Sharing Benefits and Risks for Green Projects

In the face of 21st-century challenges such as climate change and the urgent need for sustainable development, green finance has emerged as a critical mechanism. It channels financial resources into sustainable projects and initiatives, playing a vital role in driving a green future. This transition requires effective collaboration and risk-sharing between banks and businesses to ensure green projects' success.

Mr. TRẦN HOÀI PHƯƠNG (front, left), Director of Corporate Customer Division, HDBank, at a Green Talk.
Mr. TRẦN HOÀI PHƯƠNG (front, left), Director of Corporate Customer Division, HDBank, at a Green Talk.

The Green Connection Between Banks and Businesses

First, it’s important to understand what green finance entails. Green finance refers to financial investments in projects and solutions that promote sustainable development. These investments support renewable energy, efficient energy usage, sustainable agriculture, and environmentally friendly projects. Building wind farms or solar power plants are prime examples of green finance in action.

In Vietnam, the government and financial institutions have been actively promoting green finance. Banks play a pivotal role by providing the necessary capital for sustainable projects, assessing the feasibility of green ventures, managing financial risks, and ensuring efficient use of resources. Investing in green projects often involves higher risks due to the innovative and sometimes unproven nature of related technologies. For instance, a bank funding a new biofuel technology must consider the potential for technological failure or market rejection.
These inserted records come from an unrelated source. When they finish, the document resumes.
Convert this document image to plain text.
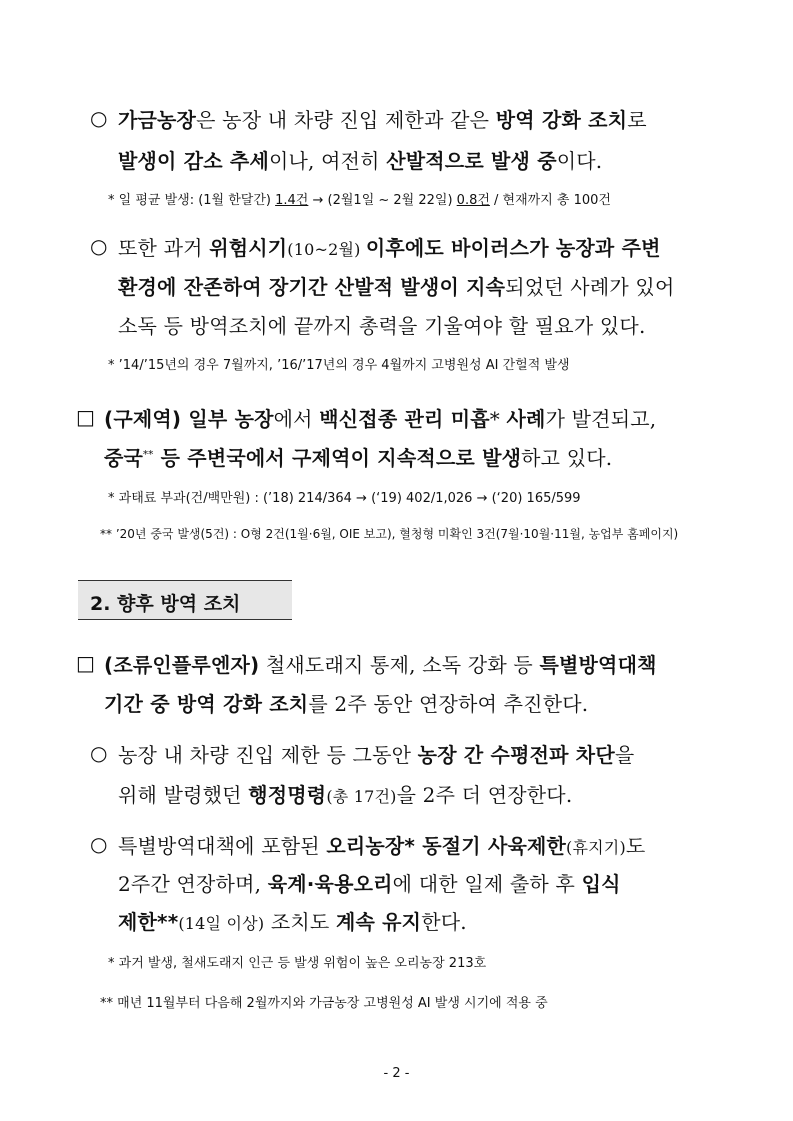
○ 가금농장은 농장 내 차량 진입 제한과 같은 방역 강화 조치로
발생이 감소 추세이나, 여전히 산발적으로 발생 중이다.
* 일 평균 발생: (1월 한달간) 1.4건 → (2월1일 ~ 2월 22일) 0.8건 / 현재까지 총 100건
○ 또한 과거 위험시기(10~2월) 이후에도 바이러스가 농장과 주변
환경에 잔존하여 장기간 산발적 발생이 지속되었던 사례가 있어
소독 등 방역조치에 끝까지 총력을 기울여야 할 필요가 있다.
* ’14/’15년의 경우 7월까지, ’16/’17년의 경우 4월까지 고병원성 AI 간헐적 발생
□ (구제역) 일부 농장에서 백신접종 관리 미흡* 사례가 발견되고,
중국** 등 주변국에서 구제역이 지속적으로 발생하고 있다.
* 과태료 부과(건/백만원) : (’18) 214/364 → (‘19) 402/1,026 → (‘20) 165/599
** ’20년 중국 발생(5건) : O형 2건(1월·6월, OIE 보고), 혈청형 미확인 3건(7월·10월·11월, 농업부 홈페이지)
2. 향후 방역 조치
□ (조류인플루엔자) 철새도래지 통제, 소독 강화 등 특별방역대책
기간 중 방역 강화 조치를 2주 동안 연장하여 추진한다.
○ 농장 내 차량 진입 제한 등 그동안 농장 간 수평전파 차단을
위해 발령했던 행정명령(총 17건)을 2주 더 연장한다.
○ 특별방역대책에 포함된 오리농장* 동절기 사육제한(휴지기)도
2주간 연장하며, 육계·육용오리에 대한 일제 출하 후 입식
제한**(14일 이상) 조치도 계속 유지한다.
* 과거 발생, 철새도래지 인근 등 발생 위험이 높은 오리농장 213호
** 매년 11월부터 다음해 2월까지와 가금농장 고병원성 AI 발생 시기에 적용 중
- 2 -
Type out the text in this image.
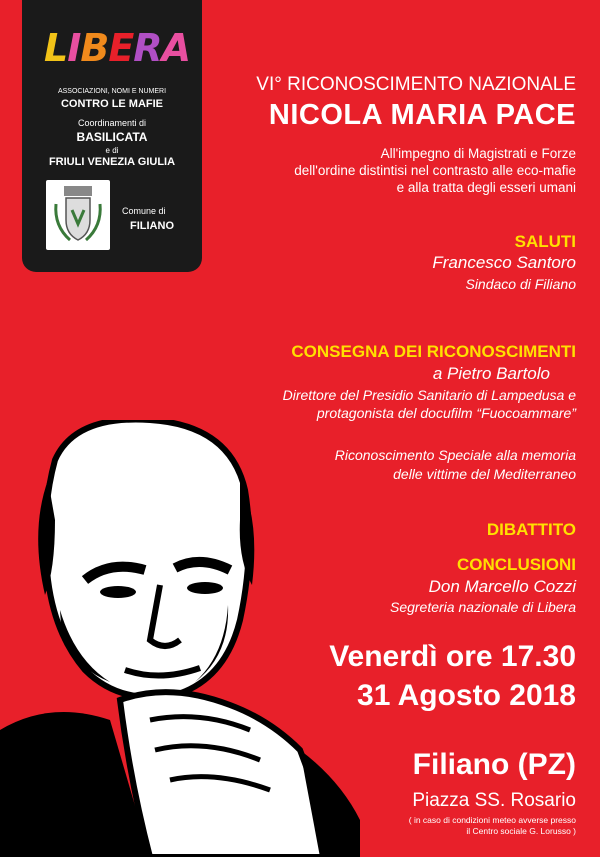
LIBERA
ASSOCIAZIONI, NOMI E NUMERI
CONTRO LE MAFIE
Coordinamenti di
BASILICATA
e di
FRIULI VENEZIA GIULIA
Comune di
FILIANO
VI° RICONOSCIMENTO NAZIONALE
NICOLA MARIA PACE
All'impegno di Magistrati e Forze
dell'ordine distintisi nel contrasto alle eco-mafie
e alla tratta degli esseri umani
SALUTI
Francesco Santoro
Sindaco di Filiano
CONSEGNA DEI RICONOSCIMENTI
a Pietro Bartolo
Direttore del Presidio Sanitario di Lampedusa e
protagonista del docufilm “Fuocoammare”
Riconoscimento Speciale alla memoria
delle vittime del Mediterraneo
DIBATTITO
CONCLUSIONI
Don Marcello Cozzi
Segreteria nazionale di Libera
Venerdì ore 17.30
31 Agosto 2018
Filiano (PZ)
Piazza SS. Rosario
( in caso di condizioni meteo avverse presso
il Centro sociale G. Lorusso )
Businesses are equally crucial in this equation. They are the ones directly implementing green projects, deploying technologies, and practicing sustainable development. However, businesses often face difficulties securing financial support due to the inherent risks of green ventures. This is where the partnership between banks and businesses becomes essential. For example, a company developing electric vehicle technology may struggle to secure funding without a bank willing to share the risks involved.

The Need for Collaboration Between Banks and Businesses

In the realm of green finance, collaboration and risk-sharing between banks and businesses are indispensable. First, environmental risks pose significant challenges for businesses as climate change continues to escalate. Green projects often require substantial capital investment, long payback periods, and high risks. It is difficult for businesses to sustain such initiatives alone without external support.

Banks, on the other hand, cannot remain passive. By providing loans for green projects, they expose themselves to environmental risks, credit risks, market risks, and legal risks. Currently, many banks and businesses are already on the path to sustainability, with green credit packages that offer tailored loan conditions. For instance, since 2018, HDBank has provided financing for solar energy projects, including wind energy and rooftop solar installations. From 2018 to 2023, HDBank disbursed a total of 18 trillion VND for solar energy projects.

At HDBank, all loans, including those for green projects, undergo an environmental and social risk impact assessment. This evaluation ensures that both the bank and the business identify, share, and manage the risks involved. As a result, businesses can implement necessary action plans to mitigate and manage environmental and social risks effectively.

Bridging the Gaps

However, challenges remain. First, there is a lack of information and data. Many businesses still lack adequate knowledge about green financial support policies. Second, risk management capacity is an issue. Both banks and businesses need to enhance their abilities to assess and manage the risks associated with green projects. Third, the legal framework for green finance is still incomplete. Clear and comprehensive regulations are needed to facilitate the development of green finance effectively.

To address these issues, four key actions must be implemented in a coordinated manner:

1. Enhancing Information and Training: This involves organizing training sessions and workshops to raise awareness and build capacity for both banks and businesses. By increasing understanding of green finance and its potential benefits, stakeholders can better navigate the complexities of sustainable development.

2. Improving the Legal Framework: The government and relevant authorities must introduce clearer regulations to create a more favorable environment for green finance. A well-established legal framework will provide businesses and banks with the guidelines they need to invest confidently in sustainable projects.

3. Encouraging International Participation: Engaging with international organizations like the World Bank, Asian Development Bank (ADB), and International Finance Corporation (IFC) can help access capital and expertise in managing green project loans and risks. These organizations can offer valuable insights and resources to strengthen the implementation of green projects.

4. Proactive Involvement from Banks: Banks must treat green finance as a strategic priority. This means ensuring the availability of financial resources for green projects, developing appropriate policies, and applying specific risk management systems tailored to green ventures. Additionally, fostering stronger connections between banks and businesses will further support the growth of green finance.

The shift towards a green economy is no longer optional; it is a necessity. Both banks and businesses play vital roles in this transformation. Through collaboration, sharing of benefits, and risk management, green finance can flourish, paving the way for sustainable growth.

By closing the information gap, improving regulatory frameworks, encouraging international cooperation, and banks proactively embracing green finance, we can ensure that sustainable projects receive the support they need to succeed. Together, banks and businesses can help shape a future that balances economic growth with environmental responsibility, ensuring a prosperous and green world for generations to come.